Como nos demuestra la neurociencia, el cerebro no se “apaga” en estado de reposo. No hacer nada no implica no pensar en nada. Más bien al contrario: nuestro cerebro divaga, algo que no es precisamente relajante.
Una manera de lograr que nuestro cerebro verdaderamente descanse es mantener bien encendidas las ‘funciones ejecutivas’. Son las que nos permiten controlar nuestro pensamiento y conducta, sin entrar en piloto automático.
Las funciones ejecutivas se dividen en frías y calientes. Las primeras son esos procesos cognitivos que ponemos en marcha al razonar, planificar o cambiar de estrategia en situaciones abstractas y poco cargadas de emotividad. Las calientes entran en juego cuando hay emoción de por medio: una tentación, un riesgo, una victoria, una derrota.
La fórmula ideal
Un buen juego de mesa permite poner a punto las funciones ejecutivas: leer el reglamento ya reta a la memoria de trabajo. Las primeras partidas exigen flexibilidad e inhibición (funciones ejecutivas frías). En la competición, el querer ganar o ver cómo perdemos nuestra ficha estrella enciende las funciones ejecutivas calientes.
Con el deporte pasa algo parecido. No es lo mismo correr en solitario (funciones ejecutivas frías) que estrenarnos en un deporte con oponente, incertidumbre y adrenalina. Pádel, escalada, tenis de mesa, deportes de habilidad abierta son todas actividades en las que hay que reaccionar en tiempo real a lo que hace el otro y, por lo tanto, entrenan más las funciones ejecutivas calientes que los deportes predecibles y en solitario.
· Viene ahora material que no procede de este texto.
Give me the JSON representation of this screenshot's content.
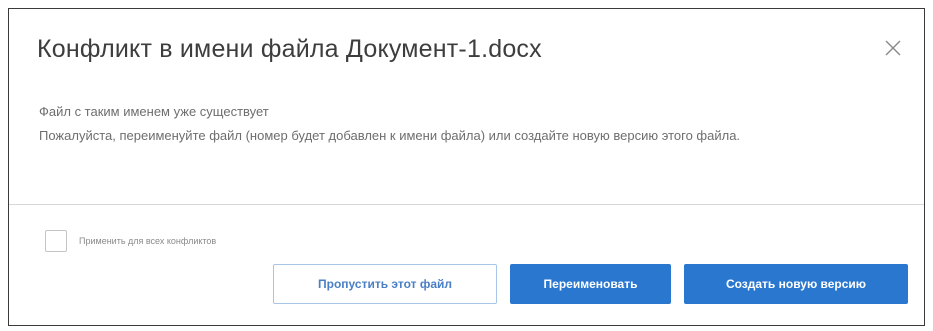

Las vacaciones regalan una oportunidad relajada para afinar esta apuesta. Las actividades recreativas al aire libre, poco estresantes, son especialmente buenas para la atención, la inhibición de la conducta y la flexibilidad cognitiva. Romper con el sedentarismo también moviliza los circuitos prefrontales y su eficiencia neuronal.
Entonces, ¿a qué dedico el tiempo libre? La fórmula ideal es: con bajo estrés, el cuerpo en movimiento y afrontando un reto cognitivo con algo de picante emocional, como una partida que queremos ganar o un deporte que aún no dominamos.
Incluso antes de irnos de vacaciones, podemos poner en marcha descansos activos (actividad física ligera entre horas de trabajo o estudio), añadiéndoles un pequeño reto cognitivo (sentadillas contando de tres en tres hacia atrás desde 50).
¿De qué sirve todo esto cuando nos toque volver al trabajo? Las evidencias científicas más recientes apuntan a que, para recargar pilas (lo que en la investigación se llama ‘recuperación laboral’), necesitamos lograr cuatro cosas: desconectar psicológicamente, relajarnos, tener autonomía y capacidad de decisión sobre qué hacemos con nuestro tiempo libre, y aprender algo nuevo o superar un reto, algo que disminuye la sensación de agotamiento y nos ayuda a sentirnos competentes.
Los beneficios de las vacaciones no son eternos y ya en las primeras semanas de vuelta a la rutina podemos dejar de sentir sus efectos. Por eso, el reto cognitivo con pinceladas emocionales marca la diferencia: no solo prolonga el efecto de “buenas vacaciones”, sino que deja las funciones ejecutivas más entrenadas para encajar mejor durante el regreso.